En plena crisis política provocada por la sucesión de investigaciones judiciales y casos de presunta corrupción que cercan al PSOE, el nuevo ministro de Hacienda, Arcadi España, ha optado por mantener una de las principales reformas impulsadas por su predecesora, María Jesús Montero. Hacienda ha remitido una carta este lunes a toda las consejerías de Hacienda de las Comunidades Autonómas de régimen común y Ceuta y Melilla para abordar la reforma de la financiación autonómica.
De esta forma, el ministro España mantiene el compromiso de convocar "próximamente" el Consejo de Política Fiscal y Financiera (CPFF), que sería el paso previo a la aprobación por parte del Consejo de Ministros de la reforma del sistema de financiación y el inicio del trámite parlamentario con el objetivo de que "el nuevo modelo de financiación entre en vigor el 1 de enero de 2027".
Según ha remitido el Ministerio a través de una nota de prensa, el secretario de Estado de Hacienda, Jesús Gascón, será el encargado de mantener las reuniones bilaterales, que podrán ser presenciales o por videoconferencia en función de la disponibilidad o preferencia de las Comunidades Autónomas.
La reforma de Montero
Antes de abandonar su cargo para iniciar su campaña como candidata a presidir Andalucía, la exministra Montero "dejó atado" el nuevo modelo de financiación autonómica, tal y como señaló en la rueda de prensa posterior al último Consejo de Política Fiscal y Financiera, convocado el pasado febrero. Un encuentro marcado por el rechazo de los gobiernos autonómicos al modelo, con la única excepción de Cataluña.
Ante el rechazo casi unánime, la ministra trasladó durante el último CPFF a las comunidades autónomas que el futuro modelo tendría "carácter voluntario", de modo que cada territorio podría decidir si se adhiere al nuevo sistema o permanece en el actual.
Además, el incentivo para hacerlo, no obstante, es significativo. El sistema vigente lleva caducado desde 2014 y, tras más de una década de bloqueo político, Hacienda plantea una reforma que elevaría en 20.975 millones de euros los recursos destinados a las comunidades autónomas. Y de esa cantidad, cerca de 16.000 millones procederían de una mayor cesión de impuestos por parte del Estado.
En concreto, la propuesta eleva la participación autonómica en el IRPF del 50% al 55% y en el IVA del 50% al 56,5%, además de ampliar la cesta de tributos cedidos al 100% con cuatro figuras adicionales: Sucesiones, Transmisiones Patrimoniales y Actos Jurídicos Documentados, el impuesto sobre Determinados Medios de Transporte, los tributos sobre el juego y el impuesto sobre la Electricidad.
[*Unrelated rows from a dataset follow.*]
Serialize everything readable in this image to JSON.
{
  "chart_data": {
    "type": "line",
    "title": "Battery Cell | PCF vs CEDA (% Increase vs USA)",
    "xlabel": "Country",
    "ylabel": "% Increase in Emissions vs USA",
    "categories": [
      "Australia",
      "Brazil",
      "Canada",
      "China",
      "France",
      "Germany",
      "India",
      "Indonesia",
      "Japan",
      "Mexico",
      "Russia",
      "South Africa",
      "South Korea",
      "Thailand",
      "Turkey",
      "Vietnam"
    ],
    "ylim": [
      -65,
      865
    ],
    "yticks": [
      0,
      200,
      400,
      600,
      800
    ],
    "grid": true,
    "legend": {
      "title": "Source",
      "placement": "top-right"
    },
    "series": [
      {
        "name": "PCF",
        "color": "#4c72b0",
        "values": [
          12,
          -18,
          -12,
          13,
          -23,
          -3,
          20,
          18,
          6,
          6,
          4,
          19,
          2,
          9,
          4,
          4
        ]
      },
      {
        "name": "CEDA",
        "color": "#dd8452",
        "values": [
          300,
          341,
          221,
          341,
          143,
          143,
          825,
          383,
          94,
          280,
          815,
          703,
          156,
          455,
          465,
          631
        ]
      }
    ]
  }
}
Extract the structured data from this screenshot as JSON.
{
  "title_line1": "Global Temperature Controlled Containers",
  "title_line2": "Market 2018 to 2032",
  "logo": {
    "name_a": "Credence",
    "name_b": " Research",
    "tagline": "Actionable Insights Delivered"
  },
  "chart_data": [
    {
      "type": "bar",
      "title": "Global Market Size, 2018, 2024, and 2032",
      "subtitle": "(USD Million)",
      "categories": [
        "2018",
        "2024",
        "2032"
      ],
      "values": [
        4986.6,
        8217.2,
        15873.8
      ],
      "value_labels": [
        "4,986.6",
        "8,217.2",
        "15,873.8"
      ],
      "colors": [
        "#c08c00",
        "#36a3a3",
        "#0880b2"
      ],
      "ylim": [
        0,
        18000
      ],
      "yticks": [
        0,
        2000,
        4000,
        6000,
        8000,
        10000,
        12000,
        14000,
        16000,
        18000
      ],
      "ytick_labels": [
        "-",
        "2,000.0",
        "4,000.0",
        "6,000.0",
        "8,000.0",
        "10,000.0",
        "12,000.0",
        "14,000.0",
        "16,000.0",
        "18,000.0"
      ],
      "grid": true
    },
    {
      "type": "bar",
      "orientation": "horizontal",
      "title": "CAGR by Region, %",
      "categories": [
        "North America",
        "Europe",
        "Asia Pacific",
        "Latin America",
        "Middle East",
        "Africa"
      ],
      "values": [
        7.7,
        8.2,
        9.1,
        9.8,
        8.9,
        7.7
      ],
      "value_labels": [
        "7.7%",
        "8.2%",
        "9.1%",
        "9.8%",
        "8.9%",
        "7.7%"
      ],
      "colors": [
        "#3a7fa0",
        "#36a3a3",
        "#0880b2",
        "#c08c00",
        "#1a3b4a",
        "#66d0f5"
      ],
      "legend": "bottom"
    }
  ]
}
Sin embargo, este incremento de recursos para las autonomías ha planteado también interrogantes sobre la situación financiera de la Administración Central. Más fondos para las comunidades implican menos margen presupuestario para el Estado, una circunstancia de la que alertó la Autoridad Independiente de Responsabilidad Fiscal (AIReF) el pasado octubre. El organismo señaló que la Administración Central tiene cada vez menos capacidad para asumir nuevas transferencias en un contexto marcado por una deuda pública superior a los 1,7 billones de euros y por el creciente peso del gasto en pensiones, defensa e intereses de la deuda.